By Samantha Enslin-Payne
9 September 2010
Personal and corporate tax would not be raised to cover the higher-than-expected wage increase for public servants, the National Treasury said yesterday, but some economists have not ruled it out entirely.
Treasury chief director of communications Jabulani Sikhakhane yesterday said the details of what spending would be cut to cover the wage increases was still being worked out and would be announced in the medium-term budget policy statement on October 27.
The recent concessions the government offered public servants to end a 20 day strike will result in the estimated wage bill for 2010/11 of R294.4 billion increasing by R6.5bn
Sikhakhane said increasing personal or corporate tax was not an option being considered.
Azar Jammine, the chief economist at Econometrix, said the government would be reluctant to raise taxes because of the impact on the economy.

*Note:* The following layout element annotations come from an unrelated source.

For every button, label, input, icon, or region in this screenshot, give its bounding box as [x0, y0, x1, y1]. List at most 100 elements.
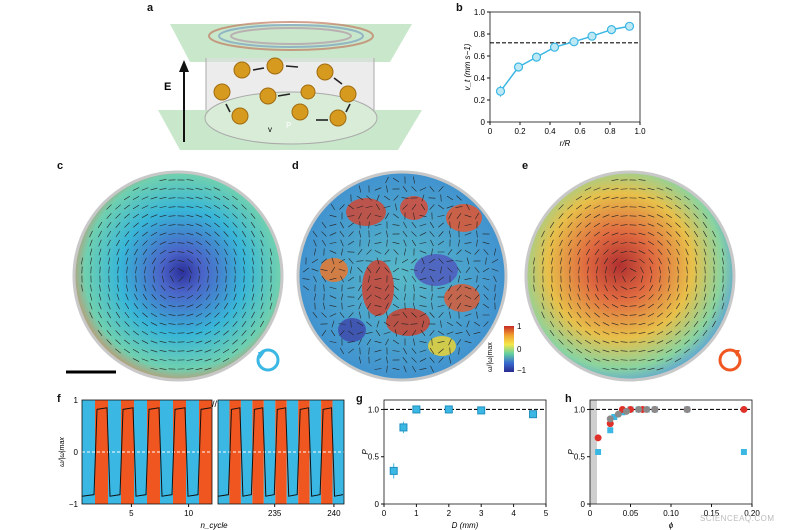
flow-arrow-170 — [161, 266, 165, 274]
flow-arrow-129 — [638, 250, 646, 254]
flow-arrow-357 — [593, 358, 601, 362]
flow-arrow-58 — [693, 213, 699, 219]
flow-arrow-32 — [602, 205, 610, 209]
flow-arrow-38 — [429, 204, 435, 210]
flow-arrow-206 — [90, 284, 92, 292]
flow-arrow-279 — [177, 314, 185, 316]
flow-arrow-44 — [115, 213, 121, 219]
flow-arrow-164 — [330, 266, 336, 274]
flow-arrow-358 — [602, 358, 610, 362]
flow-arrow-109 — [186, 241, 194, 245]
flow-arrow-345 — [593, 349, 601, 353]
flow-arrow-303 — [446, 322, 454, 326]
flow-arrow-321 — [665, 330, 673, 336]
flow-arrow-91 — [429, 231, 435, 237]
flow-arrow-63 — [576, 222, 582, 228]
flow-arrow-99 — [550, 239, 554, 247]
flow-arrow-53 — [647, 214, 655, 218]
flow-arrow-6 — [374, 187, 382, 191]
flow-arrow-303 — [223, 321, 229, 327]
flow-arrow-315 — [159, 331, 167, 335]
panel-label-d: d — [292, 160, 299, 172]
flow-arrow-250 — [329, 305, 337, 307]
flow-arrow-136 — [703, 248, 707, 256]
flow-arrow-294 — [141, 321, 149, 327]
flow-arrow-280 — [638, 313, 646, 317]
flow-arrow-30 — [356, 205, 364, 209]
flow-arrow-310 — [339, 330, 345, 336]
flow-arrow-195 — [640, 275, 644, 283]
flow-arrow-191 — [374, 277, 382, 281]
flow-arrow-307 — [260, 320, 264, 328]
flow-arrow-264 — [456, 302, 462, 310]
flow-arrow-351 — [419, 349, 427, 353]
data-point-6 — [606, 25, 617, 35]
flow-arrow-4 — [359, 185, 361, 193]
flow-arrow-107 — [168, 242, 176, 244]
flow-arrow-53 — [195, 214, 203, 218]
flow-arrow-212 — [366, 285, 372, 291]
x-axis-label: n_cycle — [200, 521, 228, 530]
flow-arrow-237 — [403, 293, 407, 301]
flow-arrow-353 — [213, 349, 221, 353]
flow-arrow-218 — [419, 286, 427, 290]
flow-arrow-126 — [159, 249, 167, 255]
flow-arrow-310 — [115, 330, 121, 336]
flow-arrow-233 — [142, 293, 148, 301]
flow-arrow-12 — [204, 187, 212, 191]
flow-arrow-12 — [656, 187, 664, 191]
flow-arrow-237 — [629, 296, 637, 298]
flow-arrow-208 — [560, 284, 562, 292]
flow-arrow-346 — [602, 349, 610, 353]
flow-arrow-192 — [162, 275, 164, 283]
flow-arrow-29 — [348, 204, 354, 210]
flow-arrow-110 — [647, 240, 655, 246]
flow-arrow-230 — [341, 293, 343, 301]
flow-arrow-162 — [311, 268, 319, 272]
flow-arrow-5 — [141, 187, 149, 191]
flow-arrow-255 — [374, 305, 382, 307]
y-tick-label-0: 0 — [581, 500, 586, 509]
flow-arrow-342 — [115, 348, 121, 354]
flow-arrow-323 — [455, 332, 463, 334]
flow-arrow-67 — [159, 223, 167, 227]
data-point-7 — [624, 21, 635, 31]
flow-arrow-96 — [476, 230, 478, 238]
flow-arrow-68 — [392, 224, 400, 226]
flow-arrow-322 — [675, 330, 681, 336]
flow-arrow-28 — [115, 204, 121, 210]
flow-arrow-354 — [674, 348, 682, 354]
flow-arrow-157 — [694, 257, 698, 265]
flow-arrow-146 — [143, 257, 147, 265]
flow-arrow-174 — [649, 266, 653, 274]
flow-arrow-53 — [419, 215, 427, 217]
flow-arrow-347 — [611, 350, 619, 352]
flow-arrow-134 — [456, 249, 462, 255]
series-1-point-7 — [740, 405, 748, 413]
flow-arrow-82 — [348, 231, 354, 237]
flow-arrow-62 — [340, 221, 344, 229]
flow-arrow-33 — [159, 205, 167, 209]
flow-arrow-123 — [357, 249, 363, 255]
flow-arrow-178 — [686, 266, 688, 274]
flow-arrow-153 — [428, 258, 436, 264]
flow-arrow-142 — [107, 257, 111, 265]
flow-arrow-167 — [357, 267, 363, 273]
flow-arrow-236 — [393, 294, 399, 300]
flow-arrow-355 — [684, 348, 690, 354]
flow-arrow-283 — [666, 312, 672, 318]
flow-arrow-226 — [270, 284, 272, 292]
flow-arrow-154 — [667, 257, 671, 265]
flow-arrow-243 — [233, 293, 237, 301]
flow-arrow-300 — [195, 322, 203, 326]
flow-arrow-56 — [223, 213, 229, 219]
flow-arrow-23 — [204, 196, 212, 200]
flow-arrow-75 — [684, 222, 690, 228]
flow-arrow-272 — [115, 311, 121, 319]
watermark: SCIENCEAQ.COM — [700, 514, 775, 523]
flow-arrow-49 — [159, 214, 167, 218]
flow-arrow-173 — [188, 266, 192, 274]
flow-arrow-329 — [358, 338, 362, 346]
flow-arrow-28 — [339, 204, 345, 210]
panel-label-b: b — [456, 2, 463, 14]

But it was possible that it might increase taxes on the wealthy. A 1 percent increase in the top marginal tax rate could raise R3bn or more, he said.

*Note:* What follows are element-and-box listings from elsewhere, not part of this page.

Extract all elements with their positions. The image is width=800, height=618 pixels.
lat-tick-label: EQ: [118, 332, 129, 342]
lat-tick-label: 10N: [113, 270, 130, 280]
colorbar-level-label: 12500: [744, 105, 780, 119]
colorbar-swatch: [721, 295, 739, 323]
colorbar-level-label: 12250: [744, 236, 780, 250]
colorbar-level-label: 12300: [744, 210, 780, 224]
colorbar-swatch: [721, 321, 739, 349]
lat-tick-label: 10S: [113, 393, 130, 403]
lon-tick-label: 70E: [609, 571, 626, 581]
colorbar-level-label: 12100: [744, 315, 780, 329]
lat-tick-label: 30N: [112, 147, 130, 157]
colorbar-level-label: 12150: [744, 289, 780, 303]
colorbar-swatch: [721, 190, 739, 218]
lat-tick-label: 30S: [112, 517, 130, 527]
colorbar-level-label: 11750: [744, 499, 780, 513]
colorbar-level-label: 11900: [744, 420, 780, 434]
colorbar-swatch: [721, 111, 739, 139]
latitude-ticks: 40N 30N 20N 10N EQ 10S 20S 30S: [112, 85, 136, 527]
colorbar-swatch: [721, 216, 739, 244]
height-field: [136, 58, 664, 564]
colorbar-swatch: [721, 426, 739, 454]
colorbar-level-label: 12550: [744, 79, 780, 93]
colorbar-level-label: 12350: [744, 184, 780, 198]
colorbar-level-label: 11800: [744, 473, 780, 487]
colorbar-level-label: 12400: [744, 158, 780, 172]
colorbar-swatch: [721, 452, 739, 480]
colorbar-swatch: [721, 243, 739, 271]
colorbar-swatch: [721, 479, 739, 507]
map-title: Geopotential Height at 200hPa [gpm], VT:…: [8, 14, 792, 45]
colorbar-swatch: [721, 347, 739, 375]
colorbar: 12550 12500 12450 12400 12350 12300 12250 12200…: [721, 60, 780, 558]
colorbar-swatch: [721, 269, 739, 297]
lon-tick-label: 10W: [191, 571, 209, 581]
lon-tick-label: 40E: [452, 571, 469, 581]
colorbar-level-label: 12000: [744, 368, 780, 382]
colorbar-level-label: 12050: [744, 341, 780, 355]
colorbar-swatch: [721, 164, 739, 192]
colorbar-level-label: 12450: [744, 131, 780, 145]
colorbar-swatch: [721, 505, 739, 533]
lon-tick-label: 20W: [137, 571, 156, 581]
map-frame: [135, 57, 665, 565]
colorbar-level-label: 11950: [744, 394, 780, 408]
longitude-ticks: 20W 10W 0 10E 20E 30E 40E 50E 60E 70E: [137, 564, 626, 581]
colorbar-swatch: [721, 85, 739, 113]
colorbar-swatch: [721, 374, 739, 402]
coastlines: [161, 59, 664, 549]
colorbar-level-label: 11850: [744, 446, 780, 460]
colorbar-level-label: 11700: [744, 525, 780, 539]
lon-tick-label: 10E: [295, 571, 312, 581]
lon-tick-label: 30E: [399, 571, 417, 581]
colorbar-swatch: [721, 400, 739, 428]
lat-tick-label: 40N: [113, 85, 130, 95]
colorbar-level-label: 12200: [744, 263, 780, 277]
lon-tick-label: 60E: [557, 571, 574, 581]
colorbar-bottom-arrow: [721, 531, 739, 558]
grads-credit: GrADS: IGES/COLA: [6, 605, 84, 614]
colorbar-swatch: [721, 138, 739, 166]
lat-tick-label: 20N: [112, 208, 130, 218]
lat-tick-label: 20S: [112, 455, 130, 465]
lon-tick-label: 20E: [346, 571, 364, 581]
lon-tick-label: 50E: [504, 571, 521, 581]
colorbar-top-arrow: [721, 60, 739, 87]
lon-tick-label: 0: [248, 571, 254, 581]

But he said there was no imperative to raise taxes other than for political reasons to keep peace with Cosatu, which recently called for a tax on the super rich.

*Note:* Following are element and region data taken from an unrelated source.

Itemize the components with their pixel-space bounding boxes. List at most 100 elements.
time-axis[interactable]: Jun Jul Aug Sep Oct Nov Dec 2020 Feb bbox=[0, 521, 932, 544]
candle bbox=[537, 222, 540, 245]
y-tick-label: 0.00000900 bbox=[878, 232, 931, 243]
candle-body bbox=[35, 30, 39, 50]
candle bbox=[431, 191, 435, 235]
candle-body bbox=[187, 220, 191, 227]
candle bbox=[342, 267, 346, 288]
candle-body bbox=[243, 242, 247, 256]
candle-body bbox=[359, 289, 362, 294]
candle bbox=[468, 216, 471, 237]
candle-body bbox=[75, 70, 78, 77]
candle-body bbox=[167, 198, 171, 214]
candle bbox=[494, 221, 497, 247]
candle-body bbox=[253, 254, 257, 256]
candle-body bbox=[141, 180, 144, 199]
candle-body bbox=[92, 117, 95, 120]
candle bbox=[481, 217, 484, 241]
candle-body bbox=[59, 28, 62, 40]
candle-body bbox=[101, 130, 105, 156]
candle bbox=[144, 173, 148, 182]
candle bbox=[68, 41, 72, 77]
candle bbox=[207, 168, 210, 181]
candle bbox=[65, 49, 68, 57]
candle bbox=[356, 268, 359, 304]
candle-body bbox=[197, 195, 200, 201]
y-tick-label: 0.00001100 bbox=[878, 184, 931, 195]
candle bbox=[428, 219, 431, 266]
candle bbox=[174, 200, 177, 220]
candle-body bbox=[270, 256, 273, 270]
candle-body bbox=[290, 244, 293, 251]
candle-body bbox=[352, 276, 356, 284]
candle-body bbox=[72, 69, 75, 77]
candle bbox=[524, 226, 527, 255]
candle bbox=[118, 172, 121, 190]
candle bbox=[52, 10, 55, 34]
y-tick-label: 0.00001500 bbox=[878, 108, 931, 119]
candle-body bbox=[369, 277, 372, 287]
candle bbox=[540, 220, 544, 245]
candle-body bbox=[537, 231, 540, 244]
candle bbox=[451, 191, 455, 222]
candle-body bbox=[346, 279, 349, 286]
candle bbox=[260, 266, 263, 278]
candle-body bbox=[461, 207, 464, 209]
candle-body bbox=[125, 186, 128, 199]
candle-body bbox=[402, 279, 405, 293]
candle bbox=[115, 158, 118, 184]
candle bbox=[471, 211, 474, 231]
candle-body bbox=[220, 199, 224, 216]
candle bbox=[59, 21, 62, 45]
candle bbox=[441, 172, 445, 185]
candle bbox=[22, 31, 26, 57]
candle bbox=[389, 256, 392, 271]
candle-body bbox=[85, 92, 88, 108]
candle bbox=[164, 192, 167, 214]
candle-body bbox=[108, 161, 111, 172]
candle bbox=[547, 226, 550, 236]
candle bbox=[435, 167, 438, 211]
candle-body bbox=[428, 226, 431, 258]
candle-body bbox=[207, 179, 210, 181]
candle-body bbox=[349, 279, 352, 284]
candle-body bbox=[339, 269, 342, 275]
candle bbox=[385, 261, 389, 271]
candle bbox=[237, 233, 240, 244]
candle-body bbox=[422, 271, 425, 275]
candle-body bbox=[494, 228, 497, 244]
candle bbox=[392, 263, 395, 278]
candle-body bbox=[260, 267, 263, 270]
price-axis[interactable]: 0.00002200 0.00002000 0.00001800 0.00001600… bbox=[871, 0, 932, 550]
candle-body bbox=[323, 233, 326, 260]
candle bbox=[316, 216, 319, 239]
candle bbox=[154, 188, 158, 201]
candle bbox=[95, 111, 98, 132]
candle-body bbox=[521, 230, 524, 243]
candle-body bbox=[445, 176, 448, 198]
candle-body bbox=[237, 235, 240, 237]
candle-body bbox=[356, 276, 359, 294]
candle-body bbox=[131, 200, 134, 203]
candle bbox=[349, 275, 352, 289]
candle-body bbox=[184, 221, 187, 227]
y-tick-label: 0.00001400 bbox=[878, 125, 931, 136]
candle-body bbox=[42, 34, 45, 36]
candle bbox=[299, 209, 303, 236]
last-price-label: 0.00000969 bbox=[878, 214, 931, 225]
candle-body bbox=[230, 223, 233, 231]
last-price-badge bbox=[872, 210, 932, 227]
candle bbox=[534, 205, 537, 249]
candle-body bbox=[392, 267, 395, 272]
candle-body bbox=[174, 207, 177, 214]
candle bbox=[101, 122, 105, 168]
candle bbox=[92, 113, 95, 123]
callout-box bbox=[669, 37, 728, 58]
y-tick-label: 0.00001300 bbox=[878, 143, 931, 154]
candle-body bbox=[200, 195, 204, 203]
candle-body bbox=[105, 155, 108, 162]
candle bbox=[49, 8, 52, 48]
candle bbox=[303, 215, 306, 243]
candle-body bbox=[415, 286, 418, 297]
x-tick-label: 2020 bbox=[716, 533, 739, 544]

Raising taxes or cutting spending were not the only options. Jammine said the contingency reserve could be used.
According to the Budget Review, R6bn, R12bn and R24bn have been allocated over the next three years to fund events that cannot be foreseen, such as natural disasters.
“The government, from a short-term perspective, has plenty of scope to pay for wages because debt levels are low and revenue has overshot expectations,” he said. But he said the government had played it correctly by digging in its heels when it came to wage demands due to the longer-term impact.
But others think that the prospect of higher taxes is likely. Luke Doig, a senior economist at Credit Guarantee Insurance Corporation, said despite expectations that the projected fiscal deficit for 2010/11 might be lower on the back of improved revenues, the proposed public sector salary increases were very likely to lead to higher taxes.
“At the end of the day we will end up with higher personal taxes. I definitely think that the tax tables will be adjusted next year,” Doig said.
Dylan Buttrick, a tax specialist at audit, tax and advisory firm Mazars, noted that the government said it did not have the R6.5bn needed to pay public servants if the wage offer was accepted. “Ultimately the taxpayer could bear the brunt of the burden,” he said.
He said that in the past the Treasury had managed to expand the tax net to include more individuals and companies, as was evident from previous substantial budget surpluses that were also fuelled by strong economic activity.
He said a blanket increase of 2 percent across all taxpayers’ marginal rates would be a simple remedy to make up any shortfalls, but instead Treasury focused on alternative areas of tax, such as fuel levies, sin taxes and the new carbon emission vehicle tax, among others.
Buttrick said these types of alternative tax were not new, but taxpayers were increasingly subjected to the burden of funding a government that continuously failed to effectively match funding to service delivery and improved infrastructure.